A cette heure, des joueurs comme Jaden McDaniels sont déterminants pour lui. C’est néanmoins trop peu. Avec Edwards qui a du porter l’équipe toute la saison, les Wolves étaient offensivement à la traîne (21eme offensive rating malgré la présence de Towns sur 29 matchs).
Cela ne veut pas dire qu’il n’en n’est pas capable, qu’il ne va pas soudainement passer un cap majeur, mais en l’état, Minnesota aura, je pense, du mal à devenir une attaque de premier plan si l’équipe reposait uniquement sur son profil.
Conclusion
En somme, si les qualités de scoreur de l’arrière sont très intéressantes, à fortiori compte tenu de son jeune âge, il convient toutefois, je pense de faire preuve de prudence. La NBA est désormais une course à l’optimisation offensive. Faire reposer sur un attaque sur un scoreur pour sa capacité à faire du volume, sans l’efficacité, n’est plus entendable sans une défense infranchissable.
Si rien ne dit qu’Edwards ne deviendra pas ce joueur, il paraît plus “sage” pour la franchise de conserver Karl-Anthony Towns et d’ajouter quelques renforts à l’équipe durant l’intersaison.
Il faut laisser le temps à l’arrière de se construire avant de réellement l’émanciper. Il me semble, en espérant me tromper, qu’il aura probablement besoin d’un attaquant aussi fort que lui à ses côtés pour que son équipe soit réellement compétitive. A court terme, les résultats des Wolves passent par le développement du joueur et l’espoir que la carrière de Towns finisse par se stabiliser.
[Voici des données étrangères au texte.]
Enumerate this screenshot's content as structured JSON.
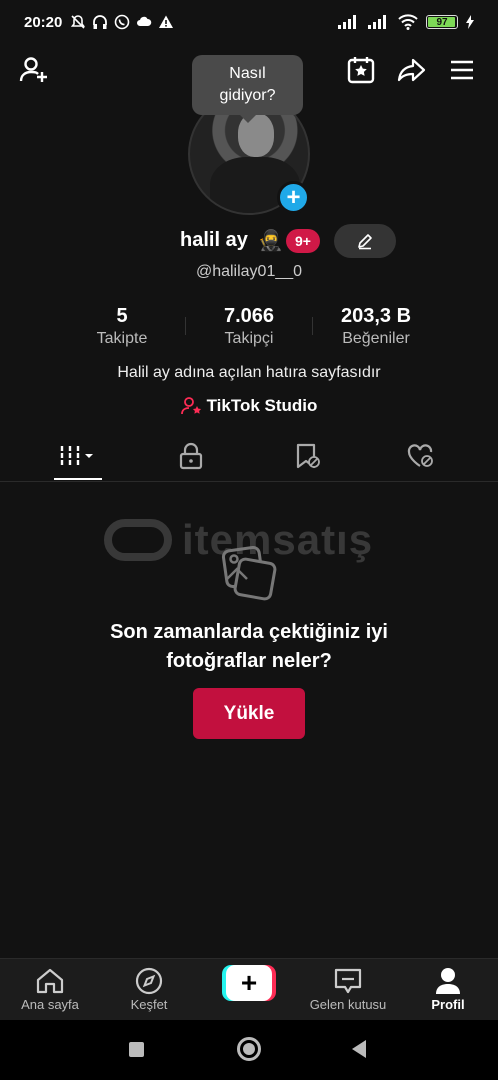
{
  "status": {
    "time": "20:20",
    "battery": "97"
  },
  "tooltip": {
    "line1": "Nasıl",
    "line2": "gidiyor?"
  },
  "profile": {
    "name": "halil ay",
    "emoji": "🥷",
    "badge": "9+",
    "username": "@halilay01__0",
    "bio": "Halil ay adına açılan hatıra sayfasıdır",
    "studio_label": "TikTok Studio"
  },
  "stats": [
    {
      "value": "5",
      "label": "Takipte"
    },
    {
      "value": "7.066",
      "label": "Takipçi"
    },
    {
      "value": "203,3 B",
      "label": "Beğeniler"
    }
  ],
  "empty_state": {
    "title_line1": "Son zamanlarda çektiğiniz iyi",
    "title_line2": "fotoğraflar neler?",
    "button": "Yükle"
  },
  "watermark": "itemsatış",
  "nav": {
    "home": "Ana sayfa",
    "discover": "Keşfet",
    "inbox": "Gelen kutusu",
    "profile": "Profil"
  },
  "colors": {
    "accent": "#c2103e",
    "badge": "#d01947",
    "add_badge": "#20a9e8"
  }
}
Donc pour revenir à nos questions initiales :
- Il ne me semble pas qu’Edwards doit recevoir les clés des Wolves maintenant.
- Car il ne me semble pas que son scoring et sa création soient suffisants pour suffire à alimenter ce qui devrait être une bonne, voire très bonne attaque NBA.
Or rappelons que faire venir une star nécessite souvent une palanquée de tours de draft. Que les Wolves les ont donné l’été dernier pour faire venir Rudy Gobert. Et que si KAT devenait la monnaie d’échange, ils perdraient leur seconde option, un joueur hautement compatible avec Edwards et dont la valeur, n’est pas au plus haut après plusieurs saisons amoindries par les blessures et une série ratée face à Denver.